ImageAI: Error when implement ObjectDetection as API in flask

I am having an issue when trying to implement ObjectDetection as an api with Flask framework

My source code is just the simple use of ObjectDetection

@app.route("/")
def hello():
    func()
    return "Hello world"
    
def func():

    execution_path = os.getcwd()
    detector = ObjectDetection()
    detector.setModelTypeAsTinyYOLOv3()
    detector.setModelPath( os.path.join(execution_path , "yolo-tiny.h5"))
    detector.loadModel(detection_speed="fastest")

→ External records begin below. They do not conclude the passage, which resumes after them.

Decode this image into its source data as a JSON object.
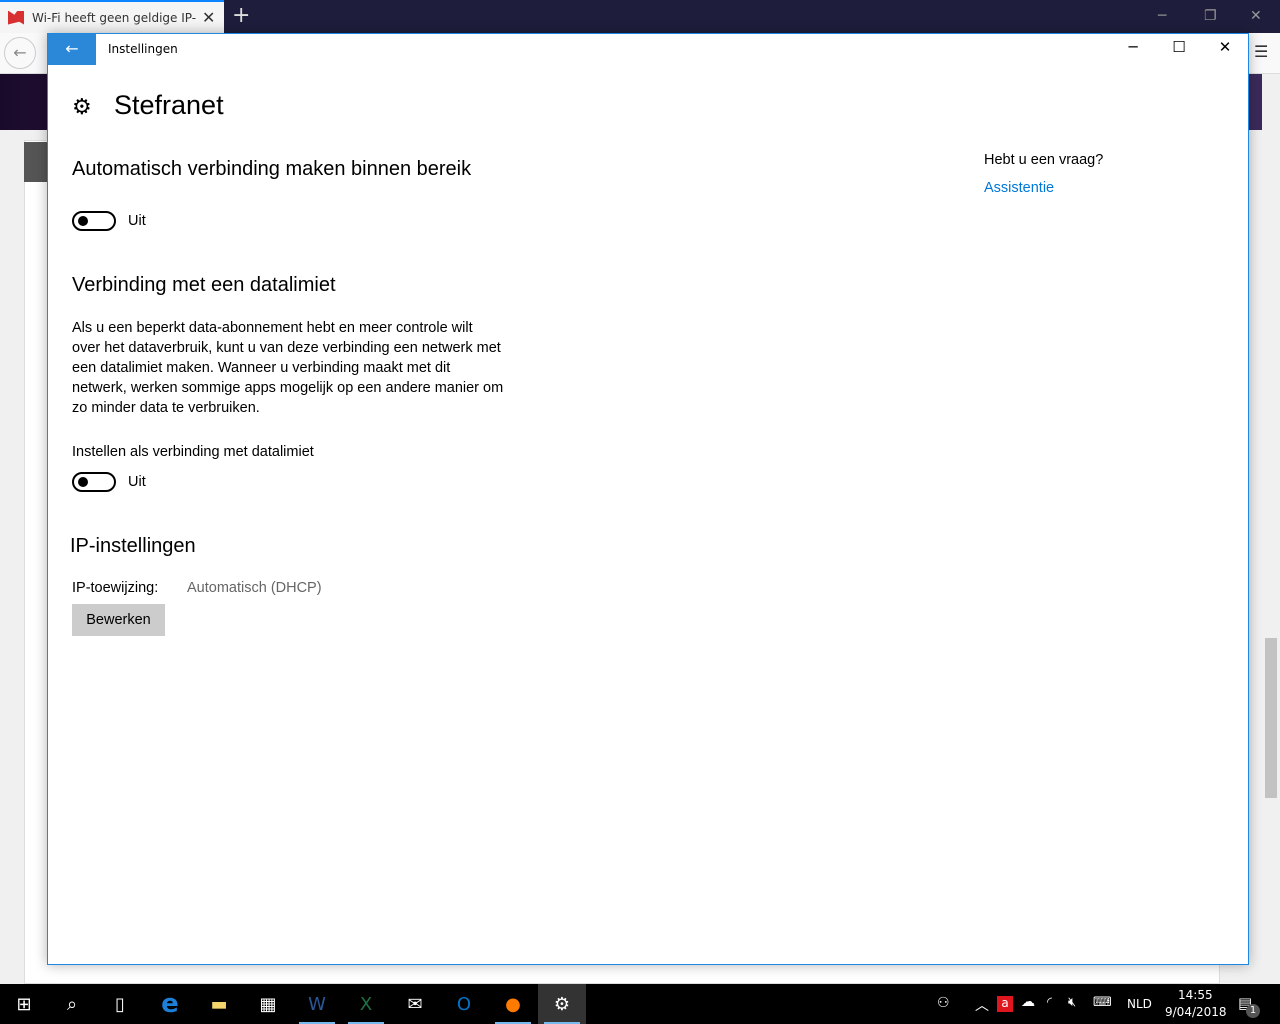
{
  "browser": {
    "tab_title": "Wi-Fi heeft geen geldige IP-configuratie",
    "new_tab": "+",
    "close": "✕"
  },
  "window": {
    "title": "Instellingen",
    "back": "←",
    "minimize": "─",
    "maximize": "☐",
    "close": "✕"
  },
  "page": {
    "title": "Stefranet",
    "auto_connect": {
      "heading": "Automatisch verbinding maken binnen bereik",
      "state": "Uit",
      "on": false
    },
    "metered": {
      "heading": "Verbinding met een datalimiet",
      "description": [
        "Als u een beperkt data-abonnement hebt en meer controle wilt",
        "over het dataverbruik, kunt u van deze verbinding een netwerk met",
        "een datalimiet maken. Wanneer u verbinding maakt met dit",
        "netwerk, werken sommige apps mogelijk op een andere manier om",
        "zo minder data te verbruiken."
      ],
      "toggle_label": "Instellen als verbinding met datalimiet",
      "state": "Uit",
      "on": false
    },
    "ip": {
      "heading": "IP-instellingen",
      "assignment_label": "IP-toewijzing:",
      "assignment_value": "Automatisch (DHCP)",
      "edit_button": "Bewerken"
    },
    "help": {
      "question": "Hebt u een vraag?",
      "link": "Assistentie"
    }
  },
  "taskbar": {
    "time": "14:55",
    "date": "9/04/2018",
    "language": "NLD",
    "notifications": "1"
  },
  "colors": {
    "accent": "#2b88d8",
    "link": "#0078d7"
  }
}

    custom_objects = detector.CustomObjects(person=True)
    image_path = "sampleImage.jpg"
    check = os.path.isfile(image_path)
    print(check)
    detections = detector.detectCustomObjectsFromImage(custom_objects=custom_objects, input_image=image_path, minimum_percentage_probability=20)

    for eachObject in detections:
        print(eachObject["name"] , " : " , eachObject["percentage_probability"] )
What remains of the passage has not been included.